Enfin, le projet de loi permet au Roi de fixer une formule selon laquelle le montant du budget mobilité devra être calculé sur base des frais réels, ou pourra être calculé sur base forfaitaire. Le législateur entend ainsi réaliser une importante simplification administrative.

Entrée en vigueur

Le chapitre du projet de loi dédié au budget mobilité entrera en vigueur, s’il est validé en séance plénière, le 1er janvier 2022, à l’exception des dispositions relatives à la condition de non-émission qui seront applicables à partir du 1er janvier 2026.

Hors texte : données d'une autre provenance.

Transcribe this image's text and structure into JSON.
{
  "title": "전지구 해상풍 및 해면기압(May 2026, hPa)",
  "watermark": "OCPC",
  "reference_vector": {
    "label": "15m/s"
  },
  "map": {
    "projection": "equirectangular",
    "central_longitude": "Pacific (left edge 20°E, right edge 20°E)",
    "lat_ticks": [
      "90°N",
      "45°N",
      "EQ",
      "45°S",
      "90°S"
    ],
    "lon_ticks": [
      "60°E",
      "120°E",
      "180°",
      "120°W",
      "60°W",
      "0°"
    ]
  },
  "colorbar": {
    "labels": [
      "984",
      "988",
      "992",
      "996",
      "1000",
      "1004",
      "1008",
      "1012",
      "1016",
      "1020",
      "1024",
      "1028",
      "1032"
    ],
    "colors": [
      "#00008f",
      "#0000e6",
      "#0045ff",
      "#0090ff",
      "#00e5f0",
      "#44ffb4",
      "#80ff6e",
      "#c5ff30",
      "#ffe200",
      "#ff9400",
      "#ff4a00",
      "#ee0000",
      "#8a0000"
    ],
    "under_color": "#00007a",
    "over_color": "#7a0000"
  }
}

Une période transitoire est, toutefois, instaurée en ce qui concerne le minimum et les maxima pour les budgets mobilité octroyés avant (l’adoption et) la publication du projet de loi au Moniteur belge. Ces budgets mobilité doivent, le cas échéant, être adaptés afin de s’aligner sur la fourchette susmentionnée (3.000 EUR – 16.000 EUR) au plus tard à partir du 1er janvier 2023.